Le
gouvernement a probablement dépensé quelques centaines de
milliers de dollars simplement pour défrayer les voyages des
personnes mentionnées (c'est pas donné, organiser un voyage
de ministre ou de représentante de la reine avec toute sa
cour en Chine). Pour l'avoir observé pendant mon séjour à
Ottawa, je peux vous assurer que des dizaines de
bureaucrates, de responsables des communications, de
responsables de la planification des déplacements, de
conseillers des ministres, etc., dans les divers ministères,
organismes et ambassades ont dû s'échanger des milliers de
mémos et de courriels et tenir des dizaines de réunions de
planification pendant ces mois de « panda diplomacy » avant
de pouvoir faire cette annonce. Additionnez les salaires de
toutes ces personnes, et vous avez de quoi nourrir et loger
les habitants d'une petite ville pendant une année.
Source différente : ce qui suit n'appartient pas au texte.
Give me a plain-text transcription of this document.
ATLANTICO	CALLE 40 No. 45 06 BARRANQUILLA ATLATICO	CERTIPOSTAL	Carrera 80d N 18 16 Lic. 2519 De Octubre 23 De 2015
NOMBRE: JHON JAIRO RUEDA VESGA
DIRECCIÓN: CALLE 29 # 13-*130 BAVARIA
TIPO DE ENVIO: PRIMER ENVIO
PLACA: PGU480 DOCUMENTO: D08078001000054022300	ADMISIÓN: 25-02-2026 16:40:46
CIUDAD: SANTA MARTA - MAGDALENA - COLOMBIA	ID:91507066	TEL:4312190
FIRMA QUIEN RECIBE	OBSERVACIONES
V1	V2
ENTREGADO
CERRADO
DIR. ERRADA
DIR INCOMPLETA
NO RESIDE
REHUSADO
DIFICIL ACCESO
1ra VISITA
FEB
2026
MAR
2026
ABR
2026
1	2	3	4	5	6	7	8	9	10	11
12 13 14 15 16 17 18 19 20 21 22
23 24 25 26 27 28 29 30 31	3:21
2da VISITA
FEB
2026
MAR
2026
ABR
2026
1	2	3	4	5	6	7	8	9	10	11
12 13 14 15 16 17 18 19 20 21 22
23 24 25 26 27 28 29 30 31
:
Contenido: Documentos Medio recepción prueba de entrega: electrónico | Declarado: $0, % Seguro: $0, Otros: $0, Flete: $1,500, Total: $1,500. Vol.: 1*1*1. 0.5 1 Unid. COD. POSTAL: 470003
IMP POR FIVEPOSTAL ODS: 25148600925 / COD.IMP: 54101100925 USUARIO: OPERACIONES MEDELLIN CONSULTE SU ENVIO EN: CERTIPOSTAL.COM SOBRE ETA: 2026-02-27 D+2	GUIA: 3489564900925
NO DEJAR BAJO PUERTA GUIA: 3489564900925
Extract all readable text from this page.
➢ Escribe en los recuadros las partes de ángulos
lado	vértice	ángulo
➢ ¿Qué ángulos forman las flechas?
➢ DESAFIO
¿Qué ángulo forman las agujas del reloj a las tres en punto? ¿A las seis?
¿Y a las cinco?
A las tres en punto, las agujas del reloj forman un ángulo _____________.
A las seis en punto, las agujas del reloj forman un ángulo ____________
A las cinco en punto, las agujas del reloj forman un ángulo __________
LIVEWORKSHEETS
Mais ce
n'est que du petit change à Ottawa.
Ceux qui nous répètent
sans cesse que la civilisation s'effondrerait si on
réduisait la taille de l'État vont-ils nous dire que ça fait
partie des fonctions essentielles d'un gouvernement? Je les
entends déjà: Ah non, ça c'est peut-être un peu exagéré,
mais le reste est essentiel.
L'autre véritable
problème avec cette histoire, en plus des coûts faramineux
d'une entreprise qui ne devrait pas concerner les
politiciens, c'est que comme presque toutes les autres
opérations de propagande de ce gouvernement, celle-ci ne
vise qu'à manipuler l'opinion publique. Un brillant
« stratège » du bureau du premier ministre (qu’on appelle
couramment à Ottawa le PMO, pour Prime MInister’s Office)
y a sûrement vu une bonne occasion de mousser la popularité
des conservateurs auprès des familles avec plusieurs
enfants, qui sont l'une des clientèles cibles du parti.
Le gouvernement Harper
n'a en effet qu'une stratégie depuis son élection, celle
d'acheter des votes. Toutes les décisions politiques doivent
tenir compte de cet objectif; le fait que ce soit bon ou non
pour l'économie ou autre chose est secondaire. Ce passage
dans le livre de Lawrence Martin, Harperland, qui
vient de paraître, l'explique bien :
After the loss in the 2004 election,
Muttart [Note: prénommé Patrick, un stratège du PMO]
concluded that the party's potential appeal was
depressingly limited. Most Canadians, Tory surveys
showed, viewed Harper as a right-winger who opposed same-sex
marriage. That was it. So the party commissioned a major
psychographics poll, psychographics being the study of
market segments in terms of their values and lifestyles.
This polling helped show the party potential growth
areas.
Muttart studied the numbers and zeroed in on the
segments most amenable to a Conservative pitch. He found,
for example, that couples with more than two children
were much more inclined to vote Conservative than those
with small families. (...) The targeting got very
specific, right down to ways in which they might be able
to help Quebec snowmobilers.
At PMO meetings, Muttart would decorate the wall with
illustrations of demographic groups so that whenever a
policy was discussed, it could be framed in terms of its
appeal to these groups. (p. 94).
Il est fort probable qu'un autre « stratège », celui-là
travaillant pour le ministre Prentice, y ait également vu
une bonne occasion pour mousser plus particulièrement la
popularité de son patron. Les millions dépensés pour amener
les pandas au Canada auront notamment servi à disséminer des
photos de M. Prentice et de son épouse dans les médias,
question de laisser une image saisissante du ministre dans
les esprits à la veille de son départ d’Ottawa. Quelle bonne
raison pour appuyer le futur chef du parti, n'est-ce pas: il
aime les pandas! It's so exciting, everybody loves the
pandas!
Voilà comment les choses
fonctionnent à Ottawa. Voilà pourquoi la taille de l'État
canadien a continué de grossir sous un gouvernement
« conservateur » depuis cinq ans et pourquoi nous nous
enfonçons toujours plus dans un gouffre financier.